The consumerization of IT is another important factor to consider when it comes to shadow IT and its role in your organization. More companies are finding that employees use consumer-focused technologies for a variety of tasks; in fact, employees in the same department may use very different sets of software, applications, and devices to complete similar work. Modern employees will likely have a more comprehensive grasp than upper management of what their work entails. The benefit of shadow IT isn’t just offering multiple paths to the same goal—it’s affording employees a familiar and effective method of completing work.
Shadow IT isn’t going away—if anything, traditional IT is morphing to accommodate it. Companies are releasing more consumer products with components specialized for business, because product developers know that many people use consumer-focused technologies for work. Cloud services (including personal ones), social networking, file-sharing applications, and communication tools meant for personal use are finding more of a place in the business world. I believe business leaders need to stop thinking of these instances as inherently bad and embrace them for their productivity potential.

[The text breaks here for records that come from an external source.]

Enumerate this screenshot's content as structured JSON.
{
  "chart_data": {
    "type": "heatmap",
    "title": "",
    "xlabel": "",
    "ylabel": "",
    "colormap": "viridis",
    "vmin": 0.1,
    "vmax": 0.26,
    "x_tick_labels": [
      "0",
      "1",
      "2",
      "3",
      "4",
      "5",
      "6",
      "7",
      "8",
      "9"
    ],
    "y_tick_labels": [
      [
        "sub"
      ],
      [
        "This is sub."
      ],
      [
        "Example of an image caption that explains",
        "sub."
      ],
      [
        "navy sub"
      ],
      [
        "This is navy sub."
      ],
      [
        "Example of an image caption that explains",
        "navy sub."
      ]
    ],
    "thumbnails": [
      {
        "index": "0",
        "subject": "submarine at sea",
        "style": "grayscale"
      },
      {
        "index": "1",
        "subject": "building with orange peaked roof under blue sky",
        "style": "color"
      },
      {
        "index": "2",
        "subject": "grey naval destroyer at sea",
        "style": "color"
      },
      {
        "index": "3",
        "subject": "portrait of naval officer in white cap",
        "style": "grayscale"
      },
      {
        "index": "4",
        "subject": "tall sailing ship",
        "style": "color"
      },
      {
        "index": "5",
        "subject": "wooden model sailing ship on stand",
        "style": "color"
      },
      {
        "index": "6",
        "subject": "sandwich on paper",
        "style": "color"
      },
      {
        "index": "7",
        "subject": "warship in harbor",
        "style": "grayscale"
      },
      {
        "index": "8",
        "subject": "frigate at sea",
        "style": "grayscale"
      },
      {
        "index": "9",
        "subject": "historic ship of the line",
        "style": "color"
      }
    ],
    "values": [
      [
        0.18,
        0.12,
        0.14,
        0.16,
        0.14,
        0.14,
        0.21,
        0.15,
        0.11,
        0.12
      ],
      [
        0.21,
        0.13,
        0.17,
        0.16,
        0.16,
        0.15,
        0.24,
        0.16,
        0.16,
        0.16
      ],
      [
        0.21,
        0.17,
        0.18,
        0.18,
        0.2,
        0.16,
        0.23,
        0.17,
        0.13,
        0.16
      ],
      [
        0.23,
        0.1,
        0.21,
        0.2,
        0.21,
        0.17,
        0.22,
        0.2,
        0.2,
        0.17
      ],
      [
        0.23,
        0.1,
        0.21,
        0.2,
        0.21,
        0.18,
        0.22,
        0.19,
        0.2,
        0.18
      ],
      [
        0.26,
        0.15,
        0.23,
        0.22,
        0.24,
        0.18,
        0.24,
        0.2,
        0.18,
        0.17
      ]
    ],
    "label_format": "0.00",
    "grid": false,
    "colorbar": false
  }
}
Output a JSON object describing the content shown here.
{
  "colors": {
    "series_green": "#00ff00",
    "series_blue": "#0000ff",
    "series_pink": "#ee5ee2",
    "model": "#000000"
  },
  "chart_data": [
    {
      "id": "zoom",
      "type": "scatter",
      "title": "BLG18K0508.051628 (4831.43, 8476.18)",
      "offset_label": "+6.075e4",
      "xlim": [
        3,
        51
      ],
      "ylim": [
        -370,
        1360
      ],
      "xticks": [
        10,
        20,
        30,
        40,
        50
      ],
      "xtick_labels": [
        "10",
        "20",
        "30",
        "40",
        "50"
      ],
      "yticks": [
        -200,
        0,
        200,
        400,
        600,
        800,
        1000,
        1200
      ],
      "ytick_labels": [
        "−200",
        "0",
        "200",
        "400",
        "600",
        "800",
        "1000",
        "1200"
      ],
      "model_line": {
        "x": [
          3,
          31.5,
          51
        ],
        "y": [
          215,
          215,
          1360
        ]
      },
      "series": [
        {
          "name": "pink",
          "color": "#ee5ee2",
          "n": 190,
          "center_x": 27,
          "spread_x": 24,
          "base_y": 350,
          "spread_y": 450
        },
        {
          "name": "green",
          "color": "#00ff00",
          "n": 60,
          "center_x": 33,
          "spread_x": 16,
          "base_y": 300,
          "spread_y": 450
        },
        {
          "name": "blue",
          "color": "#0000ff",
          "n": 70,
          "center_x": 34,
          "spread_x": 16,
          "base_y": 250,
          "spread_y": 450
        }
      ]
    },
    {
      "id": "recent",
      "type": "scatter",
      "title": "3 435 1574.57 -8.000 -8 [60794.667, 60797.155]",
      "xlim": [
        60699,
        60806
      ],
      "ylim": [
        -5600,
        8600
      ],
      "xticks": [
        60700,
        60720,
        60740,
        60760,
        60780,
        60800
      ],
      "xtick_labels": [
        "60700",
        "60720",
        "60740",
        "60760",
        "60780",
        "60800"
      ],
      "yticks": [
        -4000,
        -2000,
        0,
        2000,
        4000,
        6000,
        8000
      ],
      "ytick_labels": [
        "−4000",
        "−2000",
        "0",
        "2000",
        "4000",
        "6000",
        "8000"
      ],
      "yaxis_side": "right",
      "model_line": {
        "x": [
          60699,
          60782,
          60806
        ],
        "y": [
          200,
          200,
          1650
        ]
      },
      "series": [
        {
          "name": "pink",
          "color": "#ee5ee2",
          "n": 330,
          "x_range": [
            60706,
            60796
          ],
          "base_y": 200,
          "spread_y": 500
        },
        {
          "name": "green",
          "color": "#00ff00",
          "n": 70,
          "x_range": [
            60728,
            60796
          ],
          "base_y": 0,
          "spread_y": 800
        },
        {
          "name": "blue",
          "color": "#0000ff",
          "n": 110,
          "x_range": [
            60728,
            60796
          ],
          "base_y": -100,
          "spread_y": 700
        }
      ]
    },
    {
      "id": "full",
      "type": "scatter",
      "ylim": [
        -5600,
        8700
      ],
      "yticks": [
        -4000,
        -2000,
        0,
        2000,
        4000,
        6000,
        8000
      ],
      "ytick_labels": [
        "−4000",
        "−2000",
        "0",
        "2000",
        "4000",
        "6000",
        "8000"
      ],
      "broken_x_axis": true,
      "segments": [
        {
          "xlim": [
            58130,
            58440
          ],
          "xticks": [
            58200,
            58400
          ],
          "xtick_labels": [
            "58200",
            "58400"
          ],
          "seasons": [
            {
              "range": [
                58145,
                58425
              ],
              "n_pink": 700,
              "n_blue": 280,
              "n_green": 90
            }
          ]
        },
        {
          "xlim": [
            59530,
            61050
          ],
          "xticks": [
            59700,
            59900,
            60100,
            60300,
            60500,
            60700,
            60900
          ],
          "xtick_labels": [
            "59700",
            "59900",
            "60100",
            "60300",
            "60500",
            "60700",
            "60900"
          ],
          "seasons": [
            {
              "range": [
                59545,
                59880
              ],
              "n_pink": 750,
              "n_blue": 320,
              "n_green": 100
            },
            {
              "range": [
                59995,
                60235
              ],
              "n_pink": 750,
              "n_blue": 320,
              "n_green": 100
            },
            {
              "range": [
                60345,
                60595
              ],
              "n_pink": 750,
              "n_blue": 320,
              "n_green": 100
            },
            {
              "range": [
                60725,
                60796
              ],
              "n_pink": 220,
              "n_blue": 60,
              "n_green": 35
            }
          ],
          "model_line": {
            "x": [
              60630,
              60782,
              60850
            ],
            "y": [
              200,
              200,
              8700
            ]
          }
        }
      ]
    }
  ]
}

Shadow IT can be disruptive, but disruption is not always bad. In some instances, disrupting an accepted process can uncover new ways of doing things that no one previously considered. You still need to address cybersecurity concerns with foresight and agility when they arise, but the flexibility that BYOD and similar policies afford is undeniable. As more companies move toward digital transformation, I believe forward-thinking business leaders need to encourage flexibility and accept shadow IT as part of the modern digital business age.